Die beteiligten Arbeitgeber beantragen,

die Anträge abzuweisen.

Sie sind der Ansicht, bezüglich der Rahmenvereinbarung vom 29.2.1996 liege ein Verstoß gegen § 77 Abs. 3 BetrVG bereits deshalb nicht vor, weil - soweit diese Vereinbarung vom Tarifvertrag abweichende Inhalte regle - nach dem ausdrücklichen Inhalt lediglich ein gebündeltes Vertragsangebot an die Mitarbeiter gegeben sei, gerade aber keine Regelung dieser Punkte durch Betriebsvereinbarung erfolgen sollte.

Ebenso verstoße die Regelung einer 30-Stunden-Woche für die Arbeitnehmer, die dem Burda-Modell nicht zugestimmt hätten, nicht gegen § 77 Abs. 3 BetrVG, da der Beschäftigungstarifvertrag vom 19.4.1996 eine Öffnungsklausel darstelle. Für ein Verständnis des Begriffes "Arbeitnehmergruppe" im arbeitsorganisatorischen oder produktionstechnischen Sinne gebe der Tarifvertrag keine Anhaltspunkte. Im übrigen gelte die Einführung der 30-Stunden-Woche für sämtliche Arbeitnehmer, allerdings mit der Maßgabe, daß diese das Recht hätten, anstelle dieses Modells das Burda?Modell zu wählen. Da die Einführung der 30-Stunden-Woche für die Arbeitnehmer, die dem Burda?Modell nicht zustimmen, Teil des Gesamtkonzeptes sei, welches eine Einsparung von 30 Millionen zum Ziel habe, liege auch insoweit eine Regelung "zur Vermeidung von Entlassungen" im Sinne des Beschäftigungssicherungstarifvertrages vor.

Die antragstellende Gewerkschaft erwidert hierauf, auch soweit tarifvertragsverstößliche Regelungen in der Vereinbarung vom 29.2.1996 einzelvertraglich umgesetzt worden seien, liege ein Verstoß gegen Art. 9 Abs. 3 GG vor. Die Aufforderung der beteiligten Arbeitgeber an die Arbeitnehmer, tarifwidrige Vereinbarungen einzelvertraglich zu unterzeichnen, höhle die grundgesetzlich geschützte Tarifautonomie aus. Damit aber ergebe sich ein Unterlassungsanspruch der antragstellenden Gewerkschaft nach §§ 823 Abs. 2 BGB in Verbindung mit Art. 9 Abs. GG und § 1004 Abs. 1 Satz 2 BGB.
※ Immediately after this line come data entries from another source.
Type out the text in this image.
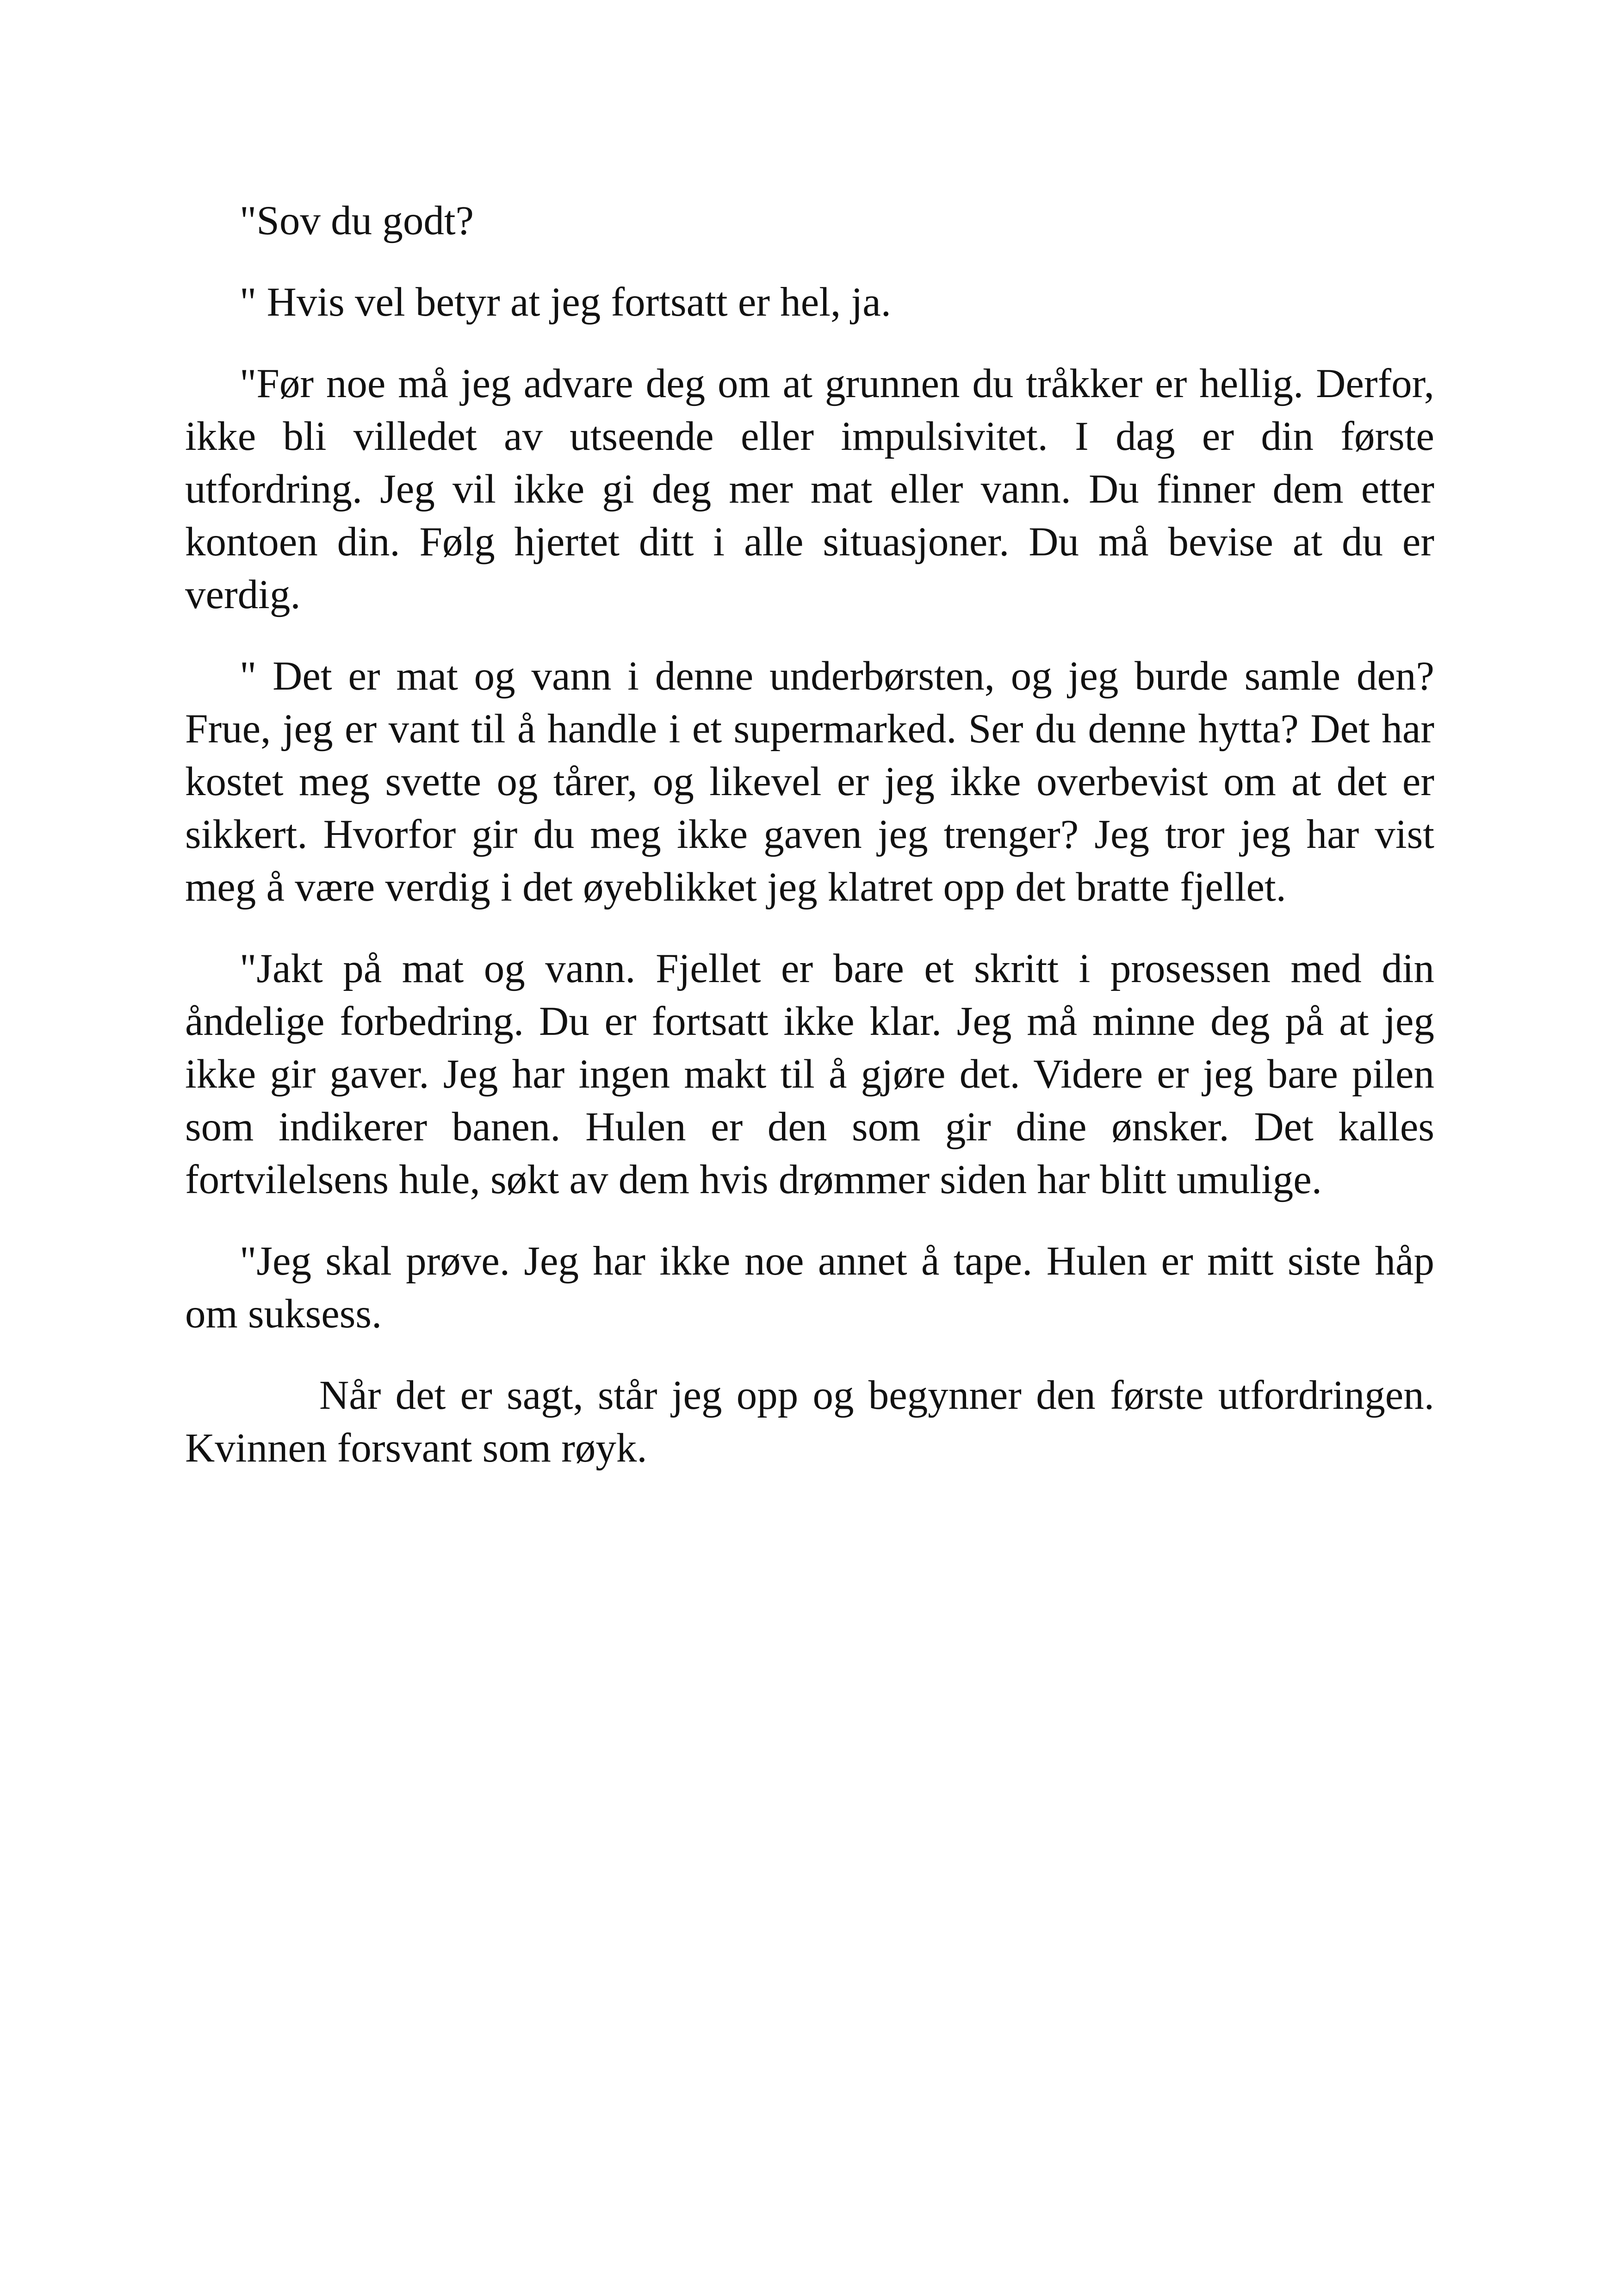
"Sov du godt?

" Hvis vel betyr at jeg fortsatt er hel, ja.

"Før noe må jeg advare deg om at grunnen du tråkker er hellig. Derfor, ikke bli villedet av utseende eller impulsivitet. I dag er din første utfordring. Jeg vil ikke gi deg mer mat eller vann. Du finner dem etter kontoen din. Følg hjertet ditt i alle situasjoner. Du må bevise at du er verdig.

" Det er mat og vann i denne underbørsten, og jeg burde samle den? Frue, jeg er vant til å handle i et supermarked. Ser du denne hytta? Det har kostet meg svette og tårer, og likevel er jeg ikke overbevist om at det er sikkert. Hvorfor gir du meg ikke gaven jeg trenger? Jeg tror jeg har vist meg å være verdig i det øyeblikket jeg klatret opp det bratte fjellet.

"Jakt på mat og vann. Fjellet er bare et skritt i prosessen med din åndelige forbedring. Du er fortsatt ikke klar. Jeg må minne deg på at jeg ikke gir gaver. Jeg har ingen makt til å gjøre det. Videre er jeg bare pilen som indikerer banen. Hulen er den som gir dine ønsker. Det kalles fortvilelsens hule, søkt av dem hvis drømmer siden har blitt umulige.

"Jeg skal prøve. Jeg har ikke noe annet å tape. Hulen er mitt siste håp om suksess.

Når det er sagt, står jeg opp og begynner den første utfordringen. Kvinnen forsvant som røyk.
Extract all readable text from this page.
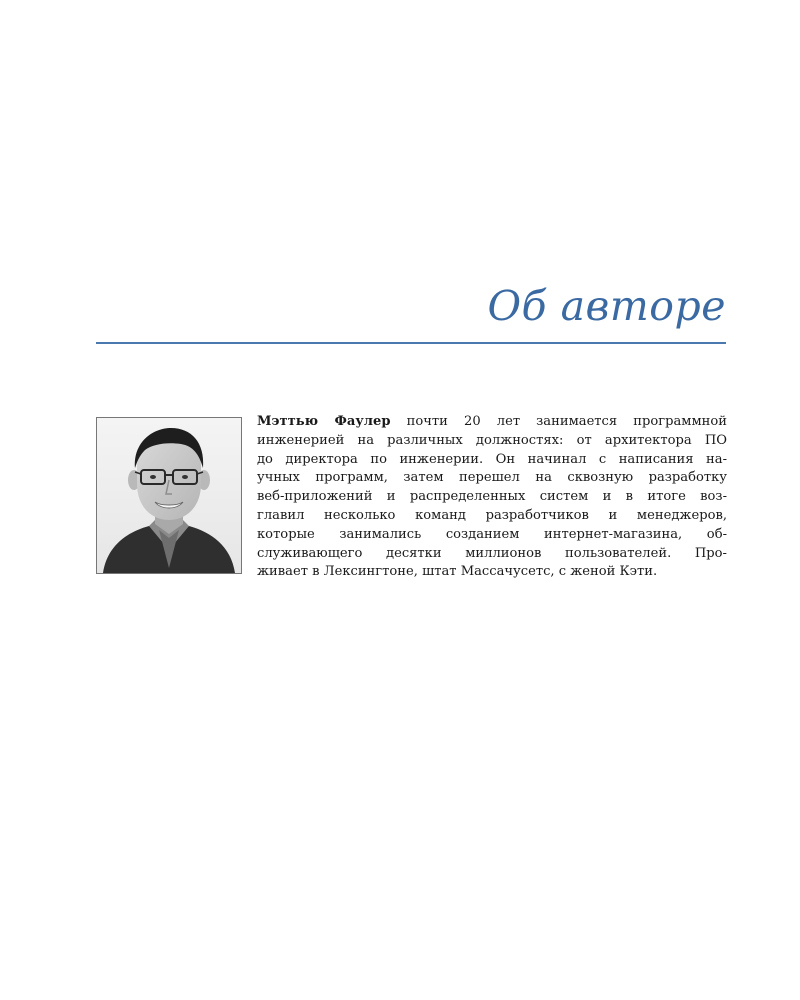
Об авторе

Мэттью Фаулер почти 20 лет занимается программной
инженерией на различных должностях: от архитектора ПО
до директора по инженерии. Он начинал с написания на-
учных программ, затем перешел на сквозную разработку
веб-приложений и распределенных систем и в итоге воз-
главил несколько команд разработчиков и менеджеров,
которые занимались созданием интернет-магазина, об-
служивающего десятки миллионов пользователей. Про-
живает в Лексингтоне, штат Массачусетс, с женой Кэти.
Wegen der weiteren Einzelheiten des Vorbringens der Beteiligten wird auf die gewechselten Schriftsätze samt umfangreichen Anlagen verwiesen.


II.
Die Anträge sind zwar zulässig, jedoch nicht begründet.

A
Das Beschlußverfahren ist.die zutreffendere Verfahrensart.

Der Streit der Beteiligten geht um die Frage, ob der Arbeitgeber die mit dem Betriebsrat getroffenen Abmachungen und Vereinbarungen umsetzen kann oder aber ob er deren Durchführung zu unterlassen hat. Soweit Vereinbarungen mit dem Betriebsrat Gegenstand der Anträge sind, betrifft der Streit zweifelsfrei Angelegenheiten aus dem Betriebsverfassungsgesetz im Sinne von § 2 a Abs. 1 Nr. 1 ArbGG, da zur Entscheidung des Gerichts. die Frage gestellt wird, ob die Betriebsparteien in zulässiger Weise im Rahmen ihrer Regelungskompetenzen Regelungen getroffen haben.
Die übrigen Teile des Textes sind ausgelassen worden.